Julia had never understood that. To her, it was the history of a thing that mattered, the story she felt when she touched it. Absently, she rubbed a finger over the bit of scrimshaw that sat by her telephone, a personal treasure that she knew she shouldn’t touch with bare hands but was helpless not to. She could imagine the whaler who’d spent long, windblown days working at the ivory, setting it aside at the cry of “Whale ho.” If she closed her eyes, she could smell the salt tang of the sea, feel the motion of the ship, imagine the distant blue horizon and the pale vault of the sky overhead.
It had always been like that for her, since she’d been a child. She remembered going to the Metropolitan and staring at a pale blue glass cup in the antiquities wing, a glass that had been in the ground so long it had turned iridescent. It fascinated her so much she’d relentlessly pestered her mother, her nanny, her great-aunt Stella to take her to the Met over and over. An artifact from an ancient desert kingdom, she’d read on the identification card and imagined a little girl like herself who might have drunk from it. And at night, she’d dreamed that she was the little girl, a princess whispering in the desert dusk with her favorite friend, a young boy who dreamed of becoming a great warrior.
She hadn’t had that dream for a long while.
“Hey, gorgeous.”
No matter how wrong for her he might be, something about Alex’s voice always sent a warm shiver through her, whatever she was thinking, whatever she was doing. Julia opened her eyes and gave her visitor a bland look. “Well, if it isn’t the infamous Alex Spencer.”
He leaned against her doorway, looking like some GQ model in his expensive suit and hand-dyed silk tie. “Miss me?”
She rolled her eyes. “How can I miss you when you won’t go away?”
“I can’t go away. I have to stick around to keep you from falling asleep at your desk.” He clicked his tongue at her. “Maybe if you got to bed at a decent hour, you’d be more awake.”
“Sometimes I get pestered by late-night callers,” she said.
“You shouldn’t answer the door, then.”
“I’ll remember that next time.” She folded her hands in front of her. “So what can I do for you, Mr. Spencer?”
“A favor.” He stepped into the office and her lungs took a breath of their own accord. Honestly, there was nothing the man could do that wouldn’t look good. He had a gift for it, from his cropped dark hair spiked with just a bit of gel to his glossy Italian leather shoes. And she knew from personal experience that he looked just as effortlessly handsome in shorts and a polo shirt.
Or in nothing at all.
Maybe it was the thousand-watt smile, the square jaw, those green, green eyes. Eyes currently glimmering at her in humor, making her realize she’d been staring far too long. “Making notes for a portrait?” he asked.
“Wondering if I maybe saw you on the post office wall,” she replied. “So what’s the favor?”
“Someone I want you to see today. My sister’s got a friend who wants to bring in something for you to look at. She thinks it might be valuable—”
“Alex, no,” Julia was groaning before he’d even finished. “No, no, no. You know how it works. They’ve gone to a flea market or on holiday to Morocco and they’ve got some piece of trash they’re convinced is the real thing.”
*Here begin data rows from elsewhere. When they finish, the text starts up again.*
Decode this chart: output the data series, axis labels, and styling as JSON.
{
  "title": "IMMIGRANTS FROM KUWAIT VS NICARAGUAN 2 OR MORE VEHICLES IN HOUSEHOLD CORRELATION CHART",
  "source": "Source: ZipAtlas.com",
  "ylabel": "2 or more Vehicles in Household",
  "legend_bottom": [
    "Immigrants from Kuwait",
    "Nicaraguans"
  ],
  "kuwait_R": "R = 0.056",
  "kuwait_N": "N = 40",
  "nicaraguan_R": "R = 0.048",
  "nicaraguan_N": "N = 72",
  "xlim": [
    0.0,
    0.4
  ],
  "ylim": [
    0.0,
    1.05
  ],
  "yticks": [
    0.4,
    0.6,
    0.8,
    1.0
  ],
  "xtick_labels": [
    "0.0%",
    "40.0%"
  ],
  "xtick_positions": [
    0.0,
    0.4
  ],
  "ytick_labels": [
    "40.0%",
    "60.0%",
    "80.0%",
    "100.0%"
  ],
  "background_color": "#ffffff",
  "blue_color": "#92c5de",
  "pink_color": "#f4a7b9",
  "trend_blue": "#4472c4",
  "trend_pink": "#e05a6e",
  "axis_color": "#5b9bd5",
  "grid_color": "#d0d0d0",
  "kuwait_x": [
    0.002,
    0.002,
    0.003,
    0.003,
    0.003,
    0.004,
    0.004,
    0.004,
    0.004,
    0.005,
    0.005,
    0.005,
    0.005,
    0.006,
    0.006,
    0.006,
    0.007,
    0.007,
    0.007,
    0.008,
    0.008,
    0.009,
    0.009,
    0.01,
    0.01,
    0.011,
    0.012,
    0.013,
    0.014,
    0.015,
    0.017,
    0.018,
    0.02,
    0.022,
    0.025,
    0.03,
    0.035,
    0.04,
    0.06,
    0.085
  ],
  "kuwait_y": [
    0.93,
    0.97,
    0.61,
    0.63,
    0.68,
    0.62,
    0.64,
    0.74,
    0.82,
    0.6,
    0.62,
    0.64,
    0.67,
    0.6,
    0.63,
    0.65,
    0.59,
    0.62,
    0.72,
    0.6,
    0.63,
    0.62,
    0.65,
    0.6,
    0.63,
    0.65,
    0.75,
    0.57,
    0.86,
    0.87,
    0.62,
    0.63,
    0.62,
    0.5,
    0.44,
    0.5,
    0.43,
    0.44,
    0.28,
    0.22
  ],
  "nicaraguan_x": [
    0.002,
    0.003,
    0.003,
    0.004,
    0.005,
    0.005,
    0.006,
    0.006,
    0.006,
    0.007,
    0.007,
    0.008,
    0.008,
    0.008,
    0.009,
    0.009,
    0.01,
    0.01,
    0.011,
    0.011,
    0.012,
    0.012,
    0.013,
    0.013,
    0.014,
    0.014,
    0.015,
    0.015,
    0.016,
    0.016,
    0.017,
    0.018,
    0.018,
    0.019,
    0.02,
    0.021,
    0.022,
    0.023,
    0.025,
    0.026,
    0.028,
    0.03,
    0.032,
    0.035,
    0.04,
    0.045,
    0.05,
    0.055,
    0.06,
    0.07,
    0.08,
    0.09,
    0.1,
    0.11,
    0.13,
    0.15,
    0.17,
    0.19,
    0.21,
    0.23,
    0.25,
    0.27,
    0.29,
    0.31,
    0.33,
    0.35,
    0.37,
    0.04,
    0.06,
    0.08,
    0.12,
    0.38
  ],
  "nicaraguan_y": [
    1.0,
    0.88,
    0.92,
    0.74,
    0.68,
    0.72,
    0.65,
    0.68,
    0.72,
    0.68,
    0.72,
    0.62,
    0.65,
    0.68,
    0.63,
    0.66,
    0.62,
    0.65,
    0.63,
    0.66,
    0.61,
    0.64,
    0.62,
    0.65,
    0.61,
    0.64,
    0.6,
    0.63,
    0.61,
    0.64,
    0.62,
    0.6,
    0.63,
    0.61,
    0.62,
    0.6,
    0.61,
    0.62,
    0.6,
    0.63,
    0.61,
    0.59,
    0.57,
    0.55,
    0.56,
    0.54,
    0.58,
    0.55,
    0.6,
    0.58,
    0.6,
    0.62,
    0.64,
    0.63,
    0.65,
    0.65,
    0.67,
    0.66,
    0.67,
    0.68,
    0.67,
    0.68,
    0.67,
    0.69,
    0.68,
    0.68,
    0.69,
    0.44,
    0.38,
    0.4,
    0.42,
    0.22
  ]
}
“Maybe it is,” he suggested.
“And maybe it’s a tourist tchotchke. Do you have any idea how often I’ve looked at those kinds of things?” she pleaded. “They’re never real. Trust me, antiquities don’t just fall in a person’s lap.” But he had that gleam in his eye that he always got when he proposed something outrageous, she saw sinkingly, that look that always seemed to get her to do what he wanted.
“Look, it’s a favor for my sister. Why don’t you just give it a look and see what you think?”
“I have a better idea,” Julia said silkily. “Why don’t you look at it?”
“I’ve got to leave for lunch with a big donor—” he glanced at his sleek Bulova “—like, right now.”
“And I’ve got meetings all afternoon.”